Bundespräsident Horst Köhler gibt zu bedenken, dass, "wenn wir die Globalisierung zum Wohle aller gestalten, (...) wenn wir auch weltweit Wettbewerb mit sozialem Ausgleich verbinden, wie es uns in Deutschland mit der Sozialen Marktwirtschaft gelungen ist, dann bleibt unser Bekenntnis glaubhaft, dass alle Menschen auf unserem Planeten Anspruch auf ein menschenwürdiges Leben haben."[6] Aber "welchen Ordnungsrahmen braucht unsere veränderte Welt, um Teilhabe für jeden Einzelnen an den Ressourcen, am Wachstum und am Fortschritt zu ermöglichen"?[7] "Alle müssen am Erfolg teilhaben", war Erhards Credo, ist es doch "der soziale Sinn der Marktwirtschaft, daß jeder wirtschaftliche Erfolg (...) dem Wohle des ganzen Volkes nutzbar gemacht wird". War nicht "eine gültige und wirksame Antwort auf die soziale Frage (...) nach vielen Irrwegen und katastrophalen Irrtümern im Grunde erst der Sozialen Marktwirtschaft"[8] als "Zweckerfüllung einer Friedenswirtschaft" im Sinne Erhards gelungen? Selbst der letzte Vorsitzende der Staatlichen Plankommission der DDR (1965 - 1989), Gerhard Schürer, räumte ein, "dass sich die Soziale Marktwirtschaft gegenüber der Planwirtschaft als überlegen erwiesen hat" und er sich "wünschen würde, dass sie erhalten bleibt im Sinne von Ludwig Erhard - vor allem, dass man sie sozial erhält".[9] Der "Koalitionsvertrag von CDU/CSU und SPD" erwähnt "Soziale Marktwirtschaft".[10] Mithin: Dieser Bezug auf die "Soziale Marktwirtschaft" und auf "Ludwig Erhards Ideal einer Gesellschaft von Teilhabern ist aktueller denn je."[11] Vermag aber "das Programm der Sozialen Marktwirtschaft", dieser elegante "Gegenentwurf zum totalitären Sozialismus"[12] und für das wirtschaftspolitische Erfolgsmodell des Wiederaufbaus Westdeutschlands, den Veränderungen, die sich im Laufe eines halben Jahrhunderts vollzogen haben, gerecht zu werden? Ist es auch ein Leitbildfürdas 21. Jahrhundert, oder eignet es sich sogar "zum Ordnungsmodell in ganz Europa"?[13]
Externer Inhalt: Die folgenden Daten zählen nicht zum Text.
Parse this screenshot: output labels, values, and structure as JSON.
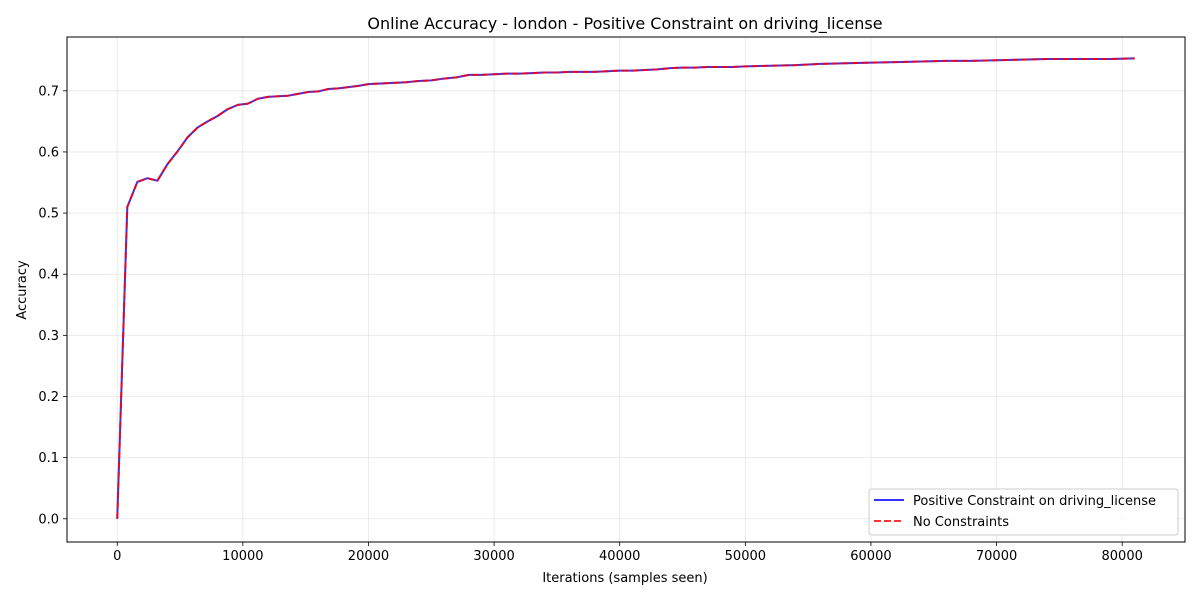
{
  "chart_data": {
    "type": "line",
    "title": "Online Accuracy - london - Positive Constraint on driving_license",
    "xlabel": "Iterations (samples seen)",
    "ylabel": "Accuracy",
    "xlim": [
      -4000,
      85000
    ],
    "ylim": [
      -0.038,
      0.788
    ],
    "xticks": [
      0,
      10000,
      20000,
      30000,
      40000,
      50000,
      60000,
      70000,
      80000
    ],
    "xtick_labels": [
      "0",
      "10000",
      "20000",
      "30000",
      "40000",
      "50000",
      "60000",
      "70000",
      "80000"
    ],
    "yticks": [
      0.0,
      0.1,
      0.2,
      0.3,
      0.4,
      0.5,
      0.6,
      0.7
    ],
    "ytick_labels": [
      "0.0",
      "0.1",
      "0.2",
      "0.3",
      "0.4",
      "0.5",
      "0.6",
      "0.7"
    ],
    "grid": true,
    "legend_position": "bottom-right",
    "x": [
      0,
      800,
      1600,
      2400,
      3200,
      4000,
      4800,
      5600,
      6400,
      7200,
      8000,
      8800,
      9600,
      10400,
      11200,
      12000,
      12800,
      13600,
      14400,
      15200,
      16000,
      16800,
      17600,
      18400,
      19200,
      20000,
      21000,
      22000,
      23000,
      24000,
      25000,
      26000,
      27000,
      28000,
      29000,
      30000,
      31000,
      32000,
      33000,
      34000,
      35000,
      36000,
      37000,
      38000,
      39000,
      40000,
      41000,
      42000,
      43000,
      44000,
      45000,
      46000,
      47000,
      48000,
      49000,
      50000,
      52000,
      54000,
      56000,
      58000,
      60000,
      62000,
      64000,
      66000,
      68000,
      70000,
      72000,
      74000,
      76000,
      78000,
      79000,
      81000
    ],
    "series": [
      {
        "name": "Positive Constraint on driving_license",
        "color": "#0000ff",
        "style": "solid",
        "values": [
          0.0,
          0.51,
          0.551,
          0.557,
          0.553,
          0.58,
          0.601,
          0.624,
          0.64,
          0.65,
          0.659,
          0.67,
          0.677,
          0.679,
          0.687,
          0.69,
          0.691,
          0.692,
          0.695,
          0.698,
          0.699,
          0.703,
          0.704,
          0.706,
          0.708,
          0.711,
          0.712,
          0.713,
          0.714,
          0.716,
          0.717,
          0.72,
          0.722,
          0.726,
          0.726,
          0.727,
          0.728,
          0.728,
          0.729,
          0.73,
          0.73,
          0.731,
          0.731,
          0.731,
          0.732,
          0.733,
          0.733,
          0.734,
          0.735,
          0.737,
          0.738,
          0.738,
          0.739,
          0.739,
          0.739,
          0.74,
          0.741,
          0.742,
          0.744,
          0.745,
          0.746,
          0.747,
          0.748,
          0.749,
          0.749,
          0.75,
          0.751,
          0.752,
          0.752,
          0.752,
          0.752,
          0.753
        ]
      },
      {
        "name": "No Constraints",
        "color": "#ff0000",
        "style": "dashed",
        "values": [
          0.0,
          0.51,
          0.551,
          0.557,
          0.553,
          0.58,
          0.601,
          0.624,
          0.64,
          0.65,
          0.659,
          0.67,
          0.677,
          0.679,
          0.687,
          0.69,
          0.691,
          0.692,
          0.695,
          0.698,
          0.699,
          0.703,
          0.704,
          0.706,
          0.708,
          0.711,
          0.712,
          0.713,
          0.714,
          0.716,
          0.717,
          0.72,
          0.722,
          0.726,
          0.726,
          0.727,
          0.728,
          0.728,
          0.729,
          0.73,
          0.73,
          0.731,
          0.731,
          0.731,
          0.732,
          0.733,
          0.733,
          0.734,
          0.735,
          0.737,
          0.738,
          0.738,
          0.739,
          0.739,
          0.739,
          0.74,
          0.741,
          0.742,
          0.744,
          0.745,
          0.746,
          0.747,
          0.748,
          0.749,
          0.749,
          0.75,
          0.751,
          0.752,
          0.752,
          0.752,
          0.752,
          0.753
        ]
      }
    ]
  }
}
Die Vorstellungen über Soziale Marktwirtschaft, eine Idee, die neben Grundgesetz und dualer Berufsausbildung "die Menschen in der gesamten Welt inspirierte",[14] lassen in Deutschland ein Beurteilungsspektrum erkennen, das entweder der schlichten Vorstellung entspringt, 1948 habe in Westdeutschland "die Preisfreigabe wie eine Initialzündung" gewirkt: "Über Nacht waren die Läden mit einem üppigen Warenangebot gefüllt. Das hat geklappt, weil die Menschen sehnsüchtig auf das Neue warteten."[15] Oder aber Soziale Marktwirtschaft wird als ein ordnungspolitisches Konzept begriffen, das "eine marktwirtschaftliche und eine soziale Komponente"[16] enthält, als Teil des "gesellschaftspolitischen Leitbildes" von Erhard.

Fußnoten

6.
Horst Köhler, "Freiheit und Teilhabe". Rede auf dem Bundeskongress des Deutschen Gewerkschaftsbundes in Berlin am 22. Mai 2006, in: Horst Köhler, Reden und Interviews, Bd. 2, Berlin 2006, S. 301.
7.
Angela Merkel, Rede der Vorsitzenden der Christlich Demokratischen Union Deutschlands auf dem 20. Parteitag der CDU Deutschlands. Auszug aus dem Stenographischen Protokoll, Dresden, 27. 11. 2006, S. 16.
8.
Ebd., S. 16.
9.
In der Europäischen Akademie Otzenhausen am 9.November 2003.
10.
Gemeinsam für Deutschland. Mit Mut und Menschlichkeit. Koalitionsvertrag von CDU/CSU und SDP, Bonn-Berlin 2005, S. 20.
11.
H. Köhler (Anm. 6), S. 300.
12.
Christian Watrin, Fünf Jahrzehnte Soziale Marktwirtschaft: Eine Bilanz, in: Ist die deutsche Wirtschaftspolitik richtig? Zum 100. Geburtstag von Wilhelm Röpke, Krefeld 2000, S. 17.
13.
Otto Schlecht, Die Bedeutung ordnungspolitischer Prinzipien heute und morgen, in: Ludwig-Erhard-Stiftung, Die Wirtschaftsordnungspolitik vor aktuellen Herausforderungen, Bonn 1991, S. 40.
14.
Angela Merkel, Regierungserklärung der Bundeskanzlerin, Deutscher Bundestag, Stenographischer Bericht, 4. Sitzung, vom 30.11. 2005, Protokoll 16/4, S. 77 II.
15.
Erhard habe zwar "erhebliche Widerstände zu überwinden" gehabt. "Dennoch war seine Aufgabe verhältnismäßig einfach. Er musste nur ein paar Generäle und ihre Berater überzeugen." Randolf Rodenstock, Chancen für alle. Die Neue Soziale Marktwirtschaft, Köln 2001, S. 31.
16.
Artur Woll, Wirtschaftspolitik, München 1992(2), S. 84.